Activation of autophagy by inflammatory signals limits IL-1β production by targeting ubiquitinated inflammasomes for destruction

Shi, C. S. et al. 2012. Nat. Immunol. 10:1038/ni.2215.

Student: Yi-Jui Chuang (莊宜叡)                            Time: 13:10-14:00, Feb. 22, 2012

Commentator: Dr. Pin Ling (凌斌 博士)              Place: Room 601

Abstract

Autophagy is a process involving the degradation of a cell’s own components through the lysosomal machinery. It is generally upregulated in response to starvation and pathogen infection [1]. Previous studies indicated Atg16L1-deficient mice suffer severe dextran sulfate sodium-induced colitis, and it can be alleviated by neutralization of interleukin (IL)-1β and IL-18, the inlammasome derived cytokines [2]. The relationship between autophagosome and inflammasome in this study remains unclear. To determine whether autophagy is involved in activation of inflammasomes, poly(dA:dT) and nigericin were used to induce absent in melanoma 2 (AIM2) and nucleotide-binding domain, leucine-rich repeat-containing protein 3 (NLRP3) inflammasomes activation in human monocyte cell line THP-1. Exposure to these stimuli resulted in autophagosomes formation. By using immunostaining, the authors found that inflammasomes can be engulfed by autophagosomes and colocalized with lysosomes. Pharmacological manipulation of autophagy by using 3-methyladenine (3-MA) or rapamycin reduced the amount of IL-1β. M. tuberculosis-induced inflammasome activation also triggered autophagy, which limited early IL-1β production. The autophagic adaptor p62 links ubiquitinated substrates to the autophagosomes. In the presence or absence of inflammasome stimuli, p62 and beclin-1 were immunoprecipitatated together with apoptosis-associated speck-like protein containing a caspase recruitment domain (ASC, a inflammasome subunit). Diminishing the expression of beclin-1 or p62 enhanced the amount of mature IL-1β and active caspase-1. Large ASC aggregates were localized with polyubiquitin, indicated that these inflammasomes aggregates could be target by p62 into the autophagosome.
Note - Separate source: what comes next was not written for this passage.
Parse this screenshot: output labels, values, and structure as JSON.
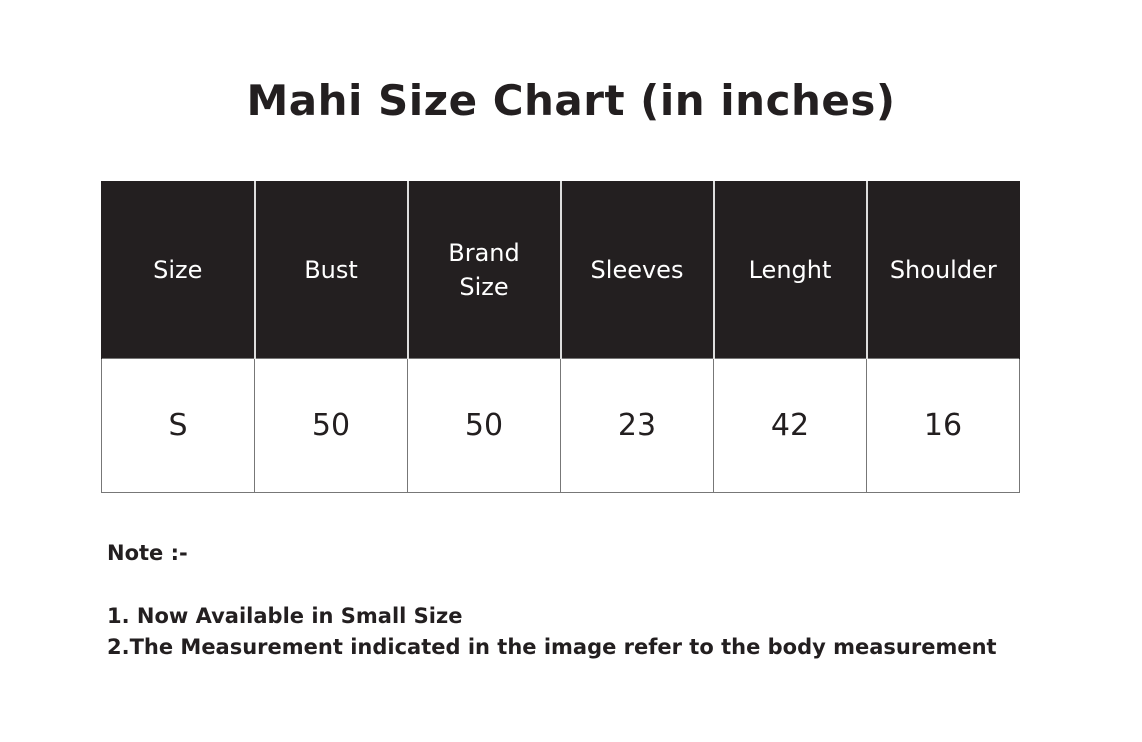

Nutritional deprivation triggered the RalB nucleotide exchange, leading to the binding of GTP-RalB to Exo84, which served as a platform for autophagosome formation [3]. Transfection with poly(dA:dT) enhanced the colocalization of RalB with ASC, beclin-1, and Exo84. This phenomenen indicated that inflammatory stimuli-induced autophagy triggered RalB nucleotide exchange. Taken together, activation of inflammasomes triggers autophagy in macrophages, which acts to limit inflammasome activity by physical engulfment.

References

1.      He, C. et al. 2009. Regulation mechanisms and signaling pathways of autophagy. Annu. Rev. Genet. 43:67-93.

2.      Saitoh, T. et al. 2008. Loss of the autophagy protein Atg16L1 enhances endotoxin-induced IL-1β production. Nature. 456:264-268.

3.      Bodemann, B. O. et al. 2011. RalB and the exocyst mediate the cellular starvation response by direct activation of autophagosome assembly. Cell. 144:253-267.